A look back on Chenango’s relationship with the bankrupt Norse Energy

NORWICH – Norse Energy Corp. announced Friday that its western New York-based U.S. subsidiary had filed a voluntary petition for Chapter 11 reorganization. The natural gas drilling company, which at one time held 130,000 acres under lease for natural gas in Chenango, Madison and Broome counties, fell into debt while waiting for regulatory changes in the state that would allow it to begin tapping shale formations.



Formerly known as Nornew, Inc., Norse Energy was active in western New York throughout the 1990s before appearing on the Chenango County landscape in 2006. Landowners, mostly in the northern towns of Smyrna, Plymouth and Preston, began entering into lease contracts with the Norwegian company for lucrative signing bonuses and production royalties.

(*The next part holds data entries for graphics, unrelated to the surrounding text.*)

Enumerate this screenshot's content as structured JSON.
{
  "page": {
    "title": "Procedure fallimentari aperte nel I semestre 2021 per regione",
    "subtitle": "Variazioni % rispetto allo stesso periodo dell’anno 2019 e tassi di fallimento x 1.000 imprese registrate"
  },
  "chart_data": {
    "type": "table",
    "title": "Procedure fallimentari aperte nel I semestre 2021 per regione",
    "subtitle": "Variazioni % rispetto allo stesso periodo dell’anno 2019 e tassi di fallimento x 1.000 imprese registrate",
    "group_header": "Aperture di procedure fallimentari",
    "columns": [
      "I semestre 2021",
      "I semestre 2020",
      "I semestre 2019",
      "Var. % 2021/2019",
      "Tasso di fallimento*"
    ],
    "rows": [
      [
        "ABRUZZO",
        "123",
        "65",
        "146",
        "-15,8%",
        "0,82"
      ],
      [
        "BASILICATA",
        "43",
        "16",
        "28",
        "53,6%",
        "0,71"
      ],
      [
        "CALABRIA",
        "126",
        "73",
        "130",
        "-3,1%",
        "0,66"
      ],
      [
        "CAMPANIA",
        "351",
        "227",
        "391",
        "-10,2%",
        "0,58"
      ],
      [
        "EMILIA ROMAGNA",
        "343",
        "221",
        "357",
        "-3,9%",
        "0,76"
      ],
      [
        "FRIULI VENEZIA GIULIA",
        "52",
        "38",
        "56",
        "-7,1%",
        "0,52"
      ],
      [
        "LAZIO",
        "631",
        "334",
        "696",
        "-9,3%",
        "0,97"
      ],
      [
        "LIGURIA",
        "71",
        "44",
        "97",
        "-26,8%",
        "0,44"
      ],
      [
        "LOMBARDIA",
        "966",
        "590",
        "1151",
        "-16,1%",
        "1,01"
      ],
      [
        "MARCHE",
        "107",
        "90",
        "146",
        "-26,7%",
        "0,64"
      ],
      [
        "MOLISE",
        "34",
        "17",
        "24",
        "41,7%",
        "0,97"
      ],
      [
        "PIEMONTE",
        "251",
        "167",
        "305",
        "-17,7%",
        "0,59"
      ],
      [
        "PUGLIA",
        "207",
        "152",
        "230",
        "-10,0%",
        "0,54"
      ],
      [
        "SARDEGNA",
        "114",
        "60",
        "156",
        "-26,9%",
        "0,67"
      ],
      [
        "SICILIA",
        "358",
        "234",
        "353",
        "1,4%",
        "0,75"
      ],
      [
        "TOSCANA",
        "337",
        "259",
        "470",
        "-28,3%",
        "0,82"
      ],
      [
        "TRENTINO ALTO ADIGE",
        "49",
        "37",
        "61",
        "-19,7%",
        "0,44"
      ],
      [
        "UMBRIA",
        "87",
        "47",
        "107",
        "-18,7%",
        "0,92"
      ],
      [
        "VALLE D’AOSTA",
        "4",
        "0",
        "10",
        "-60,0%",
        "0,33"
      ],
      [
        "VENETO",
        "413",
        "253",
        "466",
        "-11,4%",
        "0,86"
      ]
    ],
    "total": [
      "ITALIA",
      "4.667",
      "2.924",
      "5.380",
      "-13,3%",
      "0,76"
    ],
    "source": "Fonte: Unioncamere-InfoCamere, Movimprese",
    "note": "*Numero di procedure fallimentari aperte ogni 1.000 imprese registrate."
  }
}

Norse targeted sandstone formations such as the Herkimer and Vernon, and drilled vertical wells using both pressurized air and low water level hydraulic fracturing to extract the natural gas.

About 40 wells were drilled here while the state and Department of Environmental Conservation worked to revise its regulatory framework for high water volume fracturing. Norse later built a 40-mile gathering system that delivered the gas north to the Dominion and Tennessee pipelines and west through a New York State Electric and Gas line. The company planned to eventually construct a 50-mile proprietary transportation system through Chenango County from Smyrna to Afton and south to the Millennium Transmission Pipeline.